In a community which is on the margins by default, in which members are constantly confronting the mainstream, trying to explain themselves to it, and trying to reduce their separation from it, there is a silent question: Am I an extremist? Am I crazy? Have I gone beyond the pale?  Different people deal with these questions in their own way, depending on their temperaments and intellectual habits.  Some are truly indifferent to the matter.  A few bask in their marginality, always trying to flaunt the expectations of the mainstream.  But most set up little barriers in their mind.  They pick out someone a bit further out than them and say, “Oh no, I am not extreme, that group is extreme.  I am not irrational, that person is irrational.”  In this way the marginalized person often has more hostility for the slightly-more-marginal group, than for the mainstream which is much more distant from his own stance.
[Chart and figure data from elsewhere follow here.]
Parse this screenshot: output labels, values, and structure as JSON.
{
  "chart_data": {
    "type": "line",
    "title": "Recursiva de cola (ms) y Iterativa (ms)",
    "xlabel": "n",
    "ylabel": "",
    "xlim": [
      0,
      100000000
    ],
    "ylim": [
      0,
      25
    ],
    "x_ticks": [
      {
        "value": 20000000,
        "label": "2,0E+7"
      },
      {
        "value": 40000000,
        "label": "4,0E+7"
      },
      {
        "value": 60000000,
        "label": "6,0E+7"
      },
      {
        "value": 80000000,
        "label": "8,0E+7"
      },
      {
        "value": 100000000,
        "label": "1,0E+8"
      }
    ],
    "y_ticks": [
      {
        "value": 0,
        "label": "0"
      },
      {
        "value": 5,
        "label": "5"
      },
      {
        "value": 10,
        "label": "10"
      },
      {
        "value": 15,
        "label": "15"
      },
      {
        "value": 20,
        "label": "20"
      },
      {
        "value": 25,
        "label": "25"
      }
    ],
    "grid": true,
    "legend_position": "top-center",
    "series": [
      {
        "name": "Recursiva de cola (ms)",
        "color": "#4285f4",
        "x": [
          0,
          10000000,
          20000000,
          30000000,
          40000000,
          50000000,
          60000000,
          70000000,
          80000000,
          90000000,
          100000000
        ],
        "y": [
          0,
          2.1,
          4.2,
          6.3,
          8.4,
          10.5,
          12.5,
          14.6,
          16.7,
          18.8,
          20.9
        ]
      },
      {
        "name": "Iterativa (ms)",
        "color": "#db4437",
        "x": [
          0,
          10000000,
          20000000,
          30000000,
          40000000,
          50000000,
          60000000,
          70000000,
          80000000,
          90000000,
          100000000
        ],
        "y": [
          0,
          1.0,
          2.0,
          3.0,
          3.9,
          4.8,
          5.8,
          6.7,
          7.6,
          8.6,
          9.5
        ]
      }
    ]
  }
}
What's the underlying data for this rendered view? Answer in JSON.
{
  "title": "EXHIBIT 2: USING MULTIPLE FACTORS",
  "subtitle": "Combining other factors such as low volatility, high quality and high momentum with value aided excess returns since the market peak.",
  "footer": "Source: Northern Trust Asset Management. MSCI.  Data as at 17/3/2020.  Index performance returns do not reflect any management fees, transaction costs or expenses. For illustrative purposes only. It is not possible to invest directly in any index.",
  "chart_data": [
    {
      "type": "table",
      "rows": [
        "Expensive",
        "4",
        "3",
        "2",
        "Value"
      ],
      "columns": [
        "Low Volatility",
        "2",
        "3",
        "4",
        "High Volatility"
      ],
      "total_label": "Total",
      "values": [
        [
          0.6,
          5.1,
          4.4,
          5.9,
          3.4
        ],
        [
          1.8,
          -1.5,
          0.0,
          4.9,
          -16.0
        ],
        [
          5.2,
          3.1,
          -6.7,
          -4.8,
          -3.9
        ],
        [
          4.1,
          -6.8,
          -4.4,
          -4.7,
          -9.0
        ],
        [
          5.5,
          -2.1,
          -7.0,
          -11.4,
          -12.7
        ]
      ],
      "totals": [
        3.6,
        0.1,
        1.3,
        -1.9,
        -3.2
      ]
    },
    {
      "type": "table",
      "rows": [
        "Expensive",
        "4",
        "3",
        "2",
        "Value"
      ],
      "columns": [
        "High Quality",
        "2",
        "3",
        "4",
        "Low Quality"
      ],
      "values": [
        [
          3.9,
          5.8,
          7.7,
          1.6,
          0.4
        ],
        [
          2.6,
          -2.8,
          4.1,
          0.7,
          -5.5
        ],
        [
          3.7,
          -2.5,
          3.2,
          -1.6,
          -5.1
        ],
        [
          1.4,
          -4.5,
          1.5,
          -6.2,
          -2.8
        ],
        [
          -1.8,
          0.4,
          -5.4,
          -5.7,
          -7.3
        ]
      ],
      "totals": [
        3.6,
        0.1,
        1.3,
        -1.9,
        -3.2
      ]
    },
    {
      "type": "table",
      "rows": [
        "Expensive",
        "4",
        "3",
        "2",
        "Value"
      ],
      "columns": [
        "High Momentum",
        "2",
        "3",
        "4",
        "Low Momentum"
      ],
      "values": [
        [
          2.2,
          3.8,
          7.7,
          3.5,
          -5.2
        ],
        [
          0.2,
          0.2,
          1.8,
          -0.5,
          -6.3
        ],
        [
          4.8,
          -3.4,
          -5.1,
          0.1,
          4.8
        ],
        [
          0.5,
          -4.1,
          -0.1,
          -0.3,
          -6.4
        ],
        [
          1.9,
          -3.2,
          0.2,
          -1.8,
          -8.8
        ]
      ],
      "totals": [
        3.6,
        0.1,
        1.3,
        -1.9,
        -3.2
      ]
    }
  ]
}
(Emphasis supplied.) You should read the rest at The Paraphasic. The conclusions are startling, and need to be taken seriously.

For our part, we think that, were times different, it would be perfectly acceptable to engage in intense debates, which occasionally involve flamboyant rhetoric. So-and-so’s gone off the deep end. So-and-so’s a crypto-Modernist. And so forth. Under these circumstances, however, it may be more reasonable—it may be more appropriate—to circle the wagons. Tradition is already as marginalized as it has been in a long time. Tradition-minded Catholics marginalizing other tradition-minded Catholics seems extraordinarily counterproductive.

Finding the gold seam

Pater Edmund Waldstein, O.Cist., writing at Sancrucensis, plugs an offshoot of Marrow devoted to Catholic blogs. It is a splendid service, not only because it aggregates our posts, but also because it represents one-stop shopping for people interested in the Catholic blogosphere. Obviously, we think that you, dear reader, should sit down first thing—with your morning coffee and Dunhill, of course—and read Semiduplex. But you could do a lot worse than starting your morning by perusing Marrow.

Good intentions

We really didn’t mean for Semiduplex to become “interesting things other people wrote” and “Synodmania 2015.” Honest. But it isn’t like people are discussing Callewaert’s interesting treatment of the ferial preces—including their apostolic and patristic origins—in what was left of the old Breviary, in his fascinating De Brevarii Romani Liturgia (nn. 292–93), published in 1939 after Pius X’s Divino afflatu reforms. (This reminds us of a recent piece touching, not favorably, upon those same reforms.) At any rate, we did not intend for Semiduplex to be a showcase of other people’s best writing. But here we are. All of which is long way of saying, at Athanasius Contra Mundum, there is a very good reflection on why the author—a traditional Catholic—is not covering the Synod where basic teaching, to say nothing of traditional teaching, is up in the air for the first time, well, in a long time.

Reading “Pastor aeternus”

The Paraphasic, which just had a series on “practical Mottramism,” which is, of course, the disorder that affected poor Rex Mottram so hilariously in Brideshead Revisited, and which has made an unhappy reappearance in our time, is engaging in a “close reading” of Pastor aeternus, the dogmatic constitution of the First Vatican Council that defined the dogma of papal infallibility—and the narrow circumstances under which infallibility can be invoked. We shall follow The Paraphasic‘s series with interest.